It happens. As your garden matures, so do you. There comes a year when it dawns on you your garden calls for more work than you can do. We don’t lose interest in growing things just because it becomes harder, but hiring someone to do our hobby seems a little silly. The solution: You have to garden differently.

Use Tools of the Trade

Switch to ergonomic tools – a smart idea at any age. The function remains the same, but the handles look a little goofy with big curves in them. They reduce back, wrist and hand strain.

Get Going on Wheels

Gardening involves a lot of lifting and moving: pots, bags of soil or mulch, water and yard waste. All that lifting and carrying becomes too much for older muscles, especially backs. Switching from leg power to wheel power saves work. If you don’t have a place to store these extra tools, use a tarp. You’ll discover the surprising ease of dragging stuff around on lightweight plastic.

Wheelbarrows, hand trucks and wagons take care of the moving, but the lifting problem remains. I try to use gravity whenever possible. I pull a bag of mulch out of the SUV down into a wheelbarrow, wheel it to the garden and shovel it where I want it. I lift nothing besides the empty sack.

Liven Up Landscape

Consider replacing high-maintenance perennials with blooming shrubs. Perennials need to be fertilized, deadheaded, divided, contained, staked, watered often, and cut back each fall or spring. Not so with shrubs. Plant them, throw on a shovel of compost annually and occasionally prune them. Some shrubs come with four seasons of interest: flowers in spring, berries in summer, leaf color in fall, and interesting bark and garden “bones” in winter. Dwarf shrubs grow 2 to 3 feet tall, the same height as many perennials.

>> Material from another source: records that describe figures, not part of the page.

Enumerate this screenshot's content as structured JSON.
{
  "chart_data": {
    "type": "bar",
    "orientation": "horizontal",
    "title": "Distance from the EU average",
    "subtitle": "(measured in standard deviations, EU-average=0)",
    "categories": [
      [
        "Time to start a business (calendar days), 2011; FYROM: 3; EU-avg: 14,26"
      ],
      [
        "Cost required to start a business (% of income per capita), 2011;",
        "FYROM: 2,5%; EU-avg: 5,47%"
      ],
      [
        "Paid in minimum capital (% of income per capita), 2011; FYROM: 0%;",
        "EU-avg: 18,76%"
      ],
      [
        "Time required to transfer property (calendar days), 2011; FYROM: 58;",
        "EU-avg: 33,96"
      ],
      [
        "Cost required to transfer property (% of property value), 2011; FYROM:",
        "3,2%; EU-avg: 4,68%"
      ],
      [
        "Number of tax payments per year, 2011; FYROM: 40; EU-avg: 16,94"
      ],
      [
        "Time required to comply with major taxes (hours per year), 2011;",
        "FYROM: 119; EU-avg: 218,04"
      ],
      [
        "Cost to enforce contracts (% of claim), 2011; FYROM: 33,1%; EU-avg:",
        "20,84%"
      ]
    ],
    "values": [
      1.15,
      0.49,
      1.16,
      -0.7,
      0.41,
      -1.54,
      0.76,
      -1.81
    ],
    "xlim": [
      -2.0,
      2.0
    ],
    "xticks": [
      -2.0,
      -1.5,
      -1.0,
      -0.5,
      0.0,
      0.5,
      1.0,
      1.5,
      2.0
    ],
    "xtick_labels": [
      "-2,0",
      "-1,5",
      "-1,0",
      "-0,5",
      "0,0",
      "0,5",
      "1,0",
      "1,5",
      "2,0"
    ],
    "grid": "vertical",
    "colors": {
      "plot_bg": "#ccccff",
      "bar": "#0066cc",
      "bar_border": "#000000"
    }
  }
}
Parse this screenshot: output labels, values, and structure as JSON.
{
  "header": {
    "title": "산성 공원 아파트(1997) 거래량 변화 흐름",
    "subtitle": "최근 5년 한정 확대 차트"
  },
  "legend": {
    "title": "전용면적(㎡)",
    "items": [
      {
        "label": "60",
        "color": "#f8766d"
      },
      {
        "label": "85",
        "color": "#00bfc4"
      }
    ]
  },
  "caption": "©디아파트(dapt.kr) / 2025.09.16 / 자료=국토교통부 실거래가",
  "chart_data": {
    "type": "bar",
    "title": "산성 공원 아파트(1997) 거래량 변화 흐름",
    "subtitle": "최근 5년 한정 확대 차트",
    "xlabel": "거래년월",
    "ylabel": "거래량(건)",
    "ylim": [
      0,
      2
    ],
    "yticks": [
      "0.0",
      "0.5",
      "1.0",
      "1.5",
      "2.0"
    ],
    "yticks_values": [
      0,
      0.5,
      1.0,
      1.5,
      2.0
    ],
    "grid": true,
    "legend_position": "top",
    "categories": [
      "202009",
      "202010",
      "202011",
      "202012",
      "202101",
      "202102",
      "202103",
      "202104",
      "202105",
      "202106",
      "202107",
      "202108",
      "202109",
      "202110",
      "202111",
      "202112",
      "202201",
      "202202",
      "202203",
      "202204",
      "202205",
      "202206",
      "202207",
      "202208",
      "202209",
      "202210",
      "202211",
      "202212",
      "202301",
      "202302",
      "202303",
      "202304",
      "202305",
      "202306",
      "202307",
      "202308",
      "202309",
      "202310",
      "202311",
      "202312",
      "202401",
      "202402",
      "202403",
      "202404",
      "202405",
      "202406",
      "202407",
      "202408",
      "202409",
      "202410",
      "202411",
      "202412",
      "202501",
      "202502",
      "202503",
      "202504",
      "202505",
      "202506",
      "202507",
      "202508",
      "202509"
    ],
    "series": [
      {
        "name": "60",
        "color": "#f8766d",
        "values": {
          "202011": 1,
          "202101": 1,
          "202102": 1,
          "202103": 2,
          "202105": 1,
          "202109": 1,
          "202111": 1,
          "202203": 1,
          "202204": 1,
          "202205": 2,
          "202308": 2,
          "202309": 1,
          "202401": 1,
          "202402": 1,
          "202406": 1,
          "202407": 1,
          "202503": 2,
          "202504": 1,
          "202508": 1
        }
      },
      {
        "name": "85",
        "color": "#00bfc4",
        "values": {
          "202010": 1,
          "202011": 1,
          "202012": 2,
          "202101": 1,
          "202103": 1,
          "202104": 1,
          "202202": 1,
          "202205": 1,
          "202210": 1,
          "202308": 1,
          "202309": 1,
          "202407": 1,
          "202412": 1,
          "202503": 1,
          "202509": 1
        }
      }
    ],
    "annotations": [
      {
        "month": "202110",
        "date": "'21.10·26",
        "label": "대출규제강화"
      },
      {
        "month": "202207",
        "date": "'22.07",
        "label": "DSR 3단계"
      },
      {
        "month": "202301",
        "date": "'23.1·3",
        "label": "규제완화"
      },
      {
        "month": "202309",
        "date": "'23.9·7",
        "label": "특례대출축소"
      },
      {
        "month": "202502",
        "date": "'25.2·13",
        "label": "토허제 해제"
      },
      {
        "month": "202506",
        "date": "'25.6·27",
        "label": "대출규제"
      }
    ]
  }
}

Flowering shrubs benefit pollinators (such as bees and other insects) as do perennials, but they also attract birds, so you the gardener, get ease of care plus additional wildlife.

Grow Vegetables With Ease

Let’s face it. Growing a vegetable garden requires a lot of work. You must prepare the soil and replant every year. Weeding becomes a summer-long chore. Ruth Stout popularized a less work-intense system when she became too old for conventional vegetable gardening.

It involves covering the garden with a deep layer of organic mulch, usually straw. Pull it aside to plant, and after harvest leave the plant debris on top of the mulch to decompose in place, adding organic matter to the soil.

While we can’t slow the march of time, we can continue to grow plants by gardening smart.

Ask the Expert

Q: My angel wing begonia leaves are green on top and red underneath. When I moved it outside last summer, the red tint disappeared. How do I get it back?
A: It gets too much light outside. You probably discovered the red returned once it came inside for the winter. Leave it inside year round.

Q: Every winter my Christmas cactus gets mushy and dies. What am I doing wrong?
A: You over watered. Cut back by half.